Когда я была молодой матерью, цветущей и жизнерадостной, и гуляла в
Блессенфельдском парке, я уже понимала, что ворчливые пенсионеры, которые
бранят шумных ребятишек, бранят тех, кто когда-нибудь тоже станет
ворчливым пенсионером, ругающим шумных ребятишек, которые в свою очередь
тоже превратятся в угрюмых пенсионеров; я вела за руки двоих мальчиков,
младшему было четыре года, старшему - шесть, потом младшему исполнилось
шесть, а старшему - восемь, еще позже младшему стало восемь, а старшему -
десять; я помню железные таблички с аккуратно выведенными черными цифрами
на белой эмали "25", "50", "75", "100", такие же таблички висели на
трамвайных остановках; по вечерам ты клал голову мне на колени, чашка кофе
всегда была у тебя под рукой, мы тщетно ждали счастья, мы не были
счастливы ни в купе вагонов, ни в отелях; чужой человек ходил по нашему
дому, носил наше имя, пил наше молоко, ел наш хлеб, покупал за наши деньги
сперва какао в детской группе, а потом школьные тетради.

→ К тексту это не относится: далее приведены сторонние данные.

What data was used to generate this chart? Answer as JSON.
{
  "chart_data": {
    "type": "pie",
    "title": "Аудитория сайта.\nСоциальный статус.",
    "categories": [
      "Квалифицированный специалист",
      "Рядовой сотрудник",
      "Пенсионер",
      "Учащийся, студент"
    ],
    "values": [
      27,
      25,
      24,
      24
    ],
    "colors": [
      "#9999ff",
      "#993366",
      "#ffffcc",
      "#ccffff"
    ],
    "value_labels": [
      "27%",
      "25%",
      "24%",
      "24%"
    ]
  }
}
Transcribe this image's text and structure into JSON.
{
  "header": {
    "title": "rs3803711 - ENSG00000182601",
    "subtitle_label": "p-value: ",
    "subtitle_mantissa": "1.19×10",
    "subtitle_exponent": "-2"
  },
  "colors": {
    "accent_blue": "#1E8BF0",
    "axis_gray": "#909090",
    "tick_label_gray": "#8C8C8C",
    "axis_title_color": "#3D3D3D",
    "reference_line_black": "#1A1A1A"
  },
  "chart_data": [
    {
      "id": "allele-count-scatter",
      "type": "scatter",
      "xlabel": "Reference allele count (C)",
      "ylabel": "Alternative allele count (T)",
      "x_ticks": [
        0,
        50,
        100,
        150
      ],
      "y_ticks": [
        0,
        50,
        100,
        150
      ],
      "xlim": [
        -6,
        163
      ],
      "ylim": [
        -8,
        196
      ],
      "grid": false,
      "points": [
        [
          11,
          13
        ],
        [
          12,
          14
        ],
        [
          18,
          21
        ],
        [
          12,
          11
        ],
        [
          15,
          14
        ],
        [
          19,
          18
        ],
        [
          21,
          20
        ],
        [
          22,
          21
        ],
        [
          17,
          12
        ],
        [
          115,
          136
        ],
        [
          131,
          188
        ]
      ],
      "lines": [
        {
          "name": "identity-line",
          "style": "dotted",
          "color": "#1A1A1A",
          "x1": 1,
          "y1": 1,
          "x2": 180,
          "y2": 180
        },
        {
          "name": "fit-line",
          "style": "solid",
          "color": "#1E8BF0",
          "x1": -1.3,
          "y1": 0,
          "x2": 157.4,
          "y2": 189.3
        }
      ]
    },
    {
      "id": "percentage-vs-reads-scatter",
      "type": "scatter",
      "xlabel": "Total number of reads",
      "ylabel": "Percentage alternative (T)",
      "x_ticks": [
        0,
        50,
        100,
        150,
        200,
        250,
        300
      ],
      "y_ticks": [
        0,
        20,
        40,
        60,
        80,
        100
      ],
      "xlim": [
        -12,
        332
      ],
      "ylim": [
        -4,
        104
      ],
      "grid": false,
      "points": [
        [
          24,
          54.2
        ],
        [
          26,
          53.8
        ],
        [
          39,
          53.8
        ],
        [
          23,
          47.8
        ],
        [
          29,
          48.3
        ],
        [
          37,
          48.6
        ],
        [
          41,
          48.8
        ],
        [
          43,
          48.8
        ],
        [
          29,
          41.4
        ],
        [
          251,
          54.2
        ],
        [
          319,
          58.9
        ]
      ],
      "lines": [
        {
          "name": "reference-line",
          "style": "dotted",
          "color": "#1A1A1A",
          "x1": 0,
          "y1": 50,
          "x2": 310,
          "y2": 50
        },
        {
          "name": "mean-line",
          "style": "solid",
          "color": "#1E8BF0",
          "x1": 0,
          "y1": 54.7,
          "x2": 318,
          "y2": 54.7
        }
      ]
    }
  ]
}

Отнеси меня снова на берег реки, чтобы мои босые ноги коснулись мусора,
выброшенного рекою в половодье, отнеси меня к реке, где гудят пароходы и
пахнет дымом, отведи меня в кафе, где на стол подает женщина с прекрасными
руками; тише, старик, не плачь; я жила во внутренней эмиграции; у тебя
есть сын, двое внуков, быть может, они скоро подарят тебе правнуков; не в
моей власти вернуться к тебе и каждый день делать себе новый кораблик из
листка календаря, чтобы весело плавать на нем до полуночи; сегодня шестое
сентября тысяча девятьсот пятьдесят восьмого года, настало будущее -
немецкое будущее, я сама читала о нем в местной газетке:
"Один из эпизодов немецкого будущего: 1958 год; двадцатилетний
унтер-офицер Моргнер стал тридцатипятилетним крестьянином Моргнером, он
поселился на берегу Волги; его рабочий день кончился, Моргнер наслаждается
заслуженным отдыхом, покуривая свою трубочку, на руках у него один из его
белокурых малышей; Моргнер задумчиво смотрит на свою жену, которая как раз
в этот момент доит последнюю корову... Немецкое молоко на берегу Волги..."
Ты не желаешь слушать дальше? Ладно, но с меня хватит будущего; не хочу
знать, каким оно становится, превращаясь в настоящее, разве немцы не живут
на берегу Волги? Не плачь, старик, внеси за меня выкуп, и я вернусь к тебе
из заколдованного замка, _хочу ружье, хочу ружье_.
Будь осторожен, когда начнешь взбираться вверх по стремянке, вынь изо
рта сигару, тебе уже не тридцать лет, и у тебя может закружиться голова;
ведь сегодня вечером ты устраиваешь в кафе "Кронер" семейное торжество.
Может быть, я приду поздравить тебя с днем рождения, прости, что я смеюсь;
Иоганне исполнилось бы сорок восемь, Генриху сорок семь; они унесли в
могилу свое будущее; не плачь, старый, ты сам все это затеял, будь
осторожен, когда начнешь карабкаться по стремянке.



6



Черно-желтый автобус остановился у въезда в деревню, а потом свернул с
шоссе, направляясь к Додрингену; в облаке пыли, которое поднял автобус,
Роберт увидел отца; казалось, старик вынырнул из густого тумана; его члены
все еще были гибкими, да и полдневный зной почти не отразился на нем;
старик повернул на главную улицу, прошел мимо "Лебедя"; деревенские парни
на крыльце трактира провожали его скучающими взглядами; среди них были
пятнадцатилетние и шестнадцатилетние подростки, возможно, те самые, что
подкарауливали Гуго в глухих закоулках и темных сараях, когда он шел из
школы, те самые, что избивали его, называя _агнцем божьим_.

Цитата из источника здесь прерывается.